I can’t tell you how often this happens. I make something, put so much effort into it, then I look back in 6 months with utter disgust because it’s not up to my current standard. I want to delete it. I want to erase the memory of anyone who ever saw it, like the Men in Black.

I want to edit reality to keep me from ever writing it in the first place. But, I can’t. So I’m gonna correct the record.
In that 2021 article, I was tripping. I was hating, I was just looking for something to attack, something to critique, something to claw apart to show that I was a good little Catholic. It was a virtue signal, in a real way. Not good. Really cringe, really gay, really lame. Do I still have a problem with the whole Eco-paganism angle for Mothra? Sure. But in the time since that article, I have seen what a purity spiral looks like. I experienced first-hand how it feels to be on the other end of that barrel. Not nice.
Should I give up on ever engaging with Greek mythology or philosophy because of its pagan roots? If you go far back enough, every story, every piece of art in human history has “pagan roots”. It’s a meaningless accusation.

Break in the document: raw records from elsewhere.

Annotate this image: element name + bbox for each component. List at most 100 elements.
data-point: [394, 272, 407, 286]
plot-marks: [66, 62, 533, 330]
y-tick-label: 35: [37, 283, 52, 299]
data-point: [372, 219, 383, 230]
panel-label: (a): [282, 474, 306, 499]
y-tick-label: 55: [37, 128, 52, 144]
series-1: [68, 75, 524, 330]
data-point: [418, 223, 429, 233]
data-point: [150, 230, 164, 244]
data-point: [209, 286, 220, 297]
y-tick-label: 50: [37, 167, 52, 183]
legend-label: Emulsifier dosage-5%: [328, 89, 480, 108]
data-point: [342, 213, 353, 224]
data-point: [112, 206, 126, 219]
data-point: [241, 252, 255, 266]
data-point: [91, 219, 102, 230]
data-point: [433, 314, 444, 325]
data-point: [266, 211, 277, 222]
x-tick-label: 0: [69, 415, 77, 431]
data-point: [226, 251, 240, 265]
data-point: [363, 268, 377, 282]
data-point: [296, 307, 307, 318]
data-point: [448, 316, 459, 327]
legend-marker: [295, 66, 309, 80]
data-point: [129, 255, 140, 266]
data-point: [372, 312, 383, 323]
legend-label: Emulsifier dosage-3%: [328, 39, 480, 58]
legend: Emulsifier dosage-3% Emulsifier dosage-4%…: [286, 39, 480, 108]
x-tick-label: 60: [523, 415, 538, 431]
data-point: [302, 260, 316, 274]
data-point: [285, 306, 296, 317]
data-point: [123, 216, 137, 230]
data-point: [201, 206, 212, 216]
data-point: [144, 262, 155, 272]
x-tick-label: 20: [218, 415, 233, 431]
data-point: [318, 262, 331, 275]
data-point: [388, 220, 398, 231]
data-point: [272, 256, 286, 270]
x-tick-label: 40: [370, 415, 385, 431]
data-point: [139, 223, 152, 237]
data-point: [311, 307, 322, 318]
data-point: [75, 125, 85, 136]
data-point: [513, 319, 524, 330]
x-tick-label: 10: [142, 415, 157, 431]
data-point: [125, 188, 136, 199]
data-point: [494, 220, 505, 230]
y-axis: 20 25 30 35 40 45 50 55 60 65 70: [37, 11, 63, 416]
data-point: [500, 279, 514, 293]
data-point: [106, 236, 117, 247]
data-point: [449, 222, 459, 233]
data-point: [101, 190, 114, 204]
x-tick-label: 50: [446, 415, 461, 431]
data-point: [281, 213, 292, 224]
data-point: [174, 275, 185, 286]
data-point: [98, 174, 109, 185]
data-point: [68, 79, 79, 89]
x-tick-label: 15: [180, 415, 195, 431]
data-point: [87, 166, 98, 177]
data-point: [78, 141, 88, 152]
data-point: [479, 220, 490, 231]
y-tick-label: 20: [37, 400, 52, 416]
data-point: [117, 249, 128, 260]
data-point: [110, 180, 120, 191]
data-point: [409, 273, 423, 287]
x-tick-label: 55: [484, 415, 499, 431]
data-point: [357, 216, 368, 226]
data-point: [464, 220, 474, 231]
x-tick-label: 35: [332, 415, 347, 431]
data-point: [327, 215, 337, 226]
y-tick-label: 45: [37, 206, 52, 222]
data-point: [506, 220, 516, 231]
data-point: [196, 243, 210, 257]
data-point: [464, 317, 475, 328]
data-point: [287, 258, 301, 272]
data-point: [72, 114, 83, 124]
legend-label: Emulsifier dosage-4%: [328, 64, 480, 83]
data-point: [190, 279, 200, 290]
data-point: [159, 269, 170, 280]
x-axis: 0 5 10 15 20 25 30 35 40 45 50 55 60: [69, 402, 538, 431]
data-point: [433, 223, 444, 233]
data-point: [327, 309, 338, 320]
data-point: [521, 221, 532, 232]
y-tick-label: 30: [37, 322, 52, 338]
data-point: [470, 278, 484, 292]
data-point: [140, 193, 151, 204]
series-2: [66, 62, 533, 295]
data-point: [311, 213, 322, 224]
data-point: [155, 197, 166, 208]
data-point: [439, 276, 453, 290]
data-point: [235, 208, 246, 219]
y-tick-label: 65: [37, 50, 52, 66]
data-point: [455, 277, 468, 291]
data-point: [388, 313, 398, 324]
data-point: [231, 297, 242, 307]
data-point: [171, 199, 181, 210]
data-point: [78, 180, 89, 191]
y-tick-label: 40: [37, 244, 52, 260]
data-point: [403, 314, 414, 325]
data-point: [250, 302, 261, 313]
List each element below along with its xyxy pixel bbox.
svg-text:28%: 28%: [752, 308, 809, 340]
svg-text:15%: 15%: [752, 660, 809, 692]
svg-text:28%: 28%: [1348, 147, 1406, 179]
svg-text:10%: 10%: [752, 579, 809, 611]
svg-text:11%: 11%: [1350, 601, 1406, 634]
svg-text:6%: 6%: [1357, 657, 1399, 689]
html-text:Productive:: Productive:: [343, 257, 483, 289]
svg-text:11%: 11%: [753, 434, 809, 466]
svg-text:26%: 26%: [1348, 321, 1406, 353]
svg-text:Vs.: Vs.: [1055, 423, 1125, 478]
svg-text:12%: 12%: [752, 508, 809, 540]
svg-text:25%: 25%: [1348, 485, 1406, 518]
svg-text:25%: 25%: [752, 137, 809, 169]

If the content is licit, the intent should matter much more than the subject, right? I think that’s reasonable.
But what about Mothra?

She’s a big flying kaiju, man. What do you want me to say? Of course she’s cool. I’m not going to pretend I don’t like her just to score some performative piety points. I’m over that. I’m getting too old to chase validation and approval from anyone but Christ and His Bride the Catholic Church. If they ever tell me Mothra is out, then Mothra is out. But until then, the big dumb bug gets a thumbs up from me.